The recap portion of the meeting consisted mostly of Conrad’s mini-lecture on the seabirds of Franz Josef Land, focusing on some of the adaptations as they relate to predation. He also had a few brief words about our encounter with bowhead whales yesterday. It is estimated that there are about 300 of these whales in the entire archipelago; that we saw so many of them (I estimated around 10-12 animals) yesterday makes our sighting all the more special.
From our very special encounter with bowhead whales yesterday.
Dinner was a special theme night — Russian — with the wait-staff dressed up in traditional costume. Vodka shots were served to kick-start the meal — Mui got to double up as I can’t stand the stuff ;-)
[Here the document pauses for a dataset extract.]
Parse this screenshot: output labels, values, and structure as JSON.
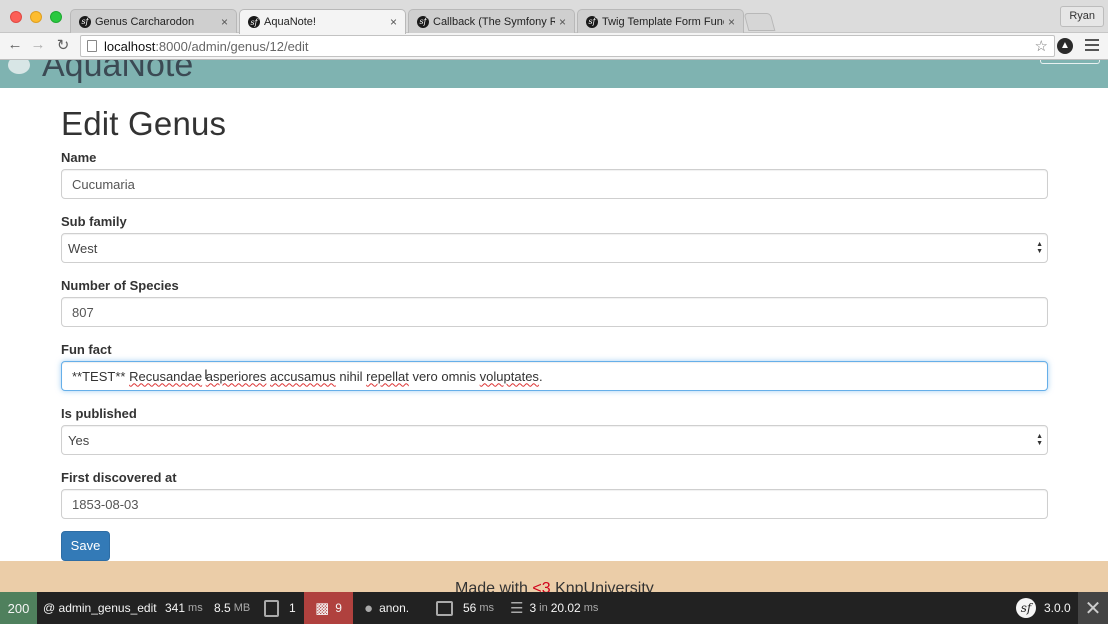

Then came blinis — a type of pancake that dates back a thousand years or so. They can be served with a variety of fillings … in our case, chopped onions, eggs, rice, sour cream, and caviar. The menu offered three options for the main course — I ordered the baked fillet of salmon “Franz Josef” with puff pastry, white wine risotto, and beetroot; Mui got the beef stroganoff served with dumplings and broccoli. We agreed that both was good. To conclude, we ordered the “Swan” puff pastry filled with a vanilla vodka cream — yummy!
Clockwise from top left: blini, beef stroganoff, salmon “Franz Josef,” and cream filled “Swan.”
We didn’t dally after dinner — call it part of the “taking it easy” theme of the day. When we entered the cabin, we found two black bags on the bed — one for each of us. The notecard indicated they were a gift from Quark, intended for us to use to pack our parkas. I think we’ll keep them as a souvenir and use them when we get home instead.
And that’s a wrap as they say in show business. This is perhaps the earliest I will be turning off the light … tomorrow should be another quiet day at sea. I’m looking forward to it.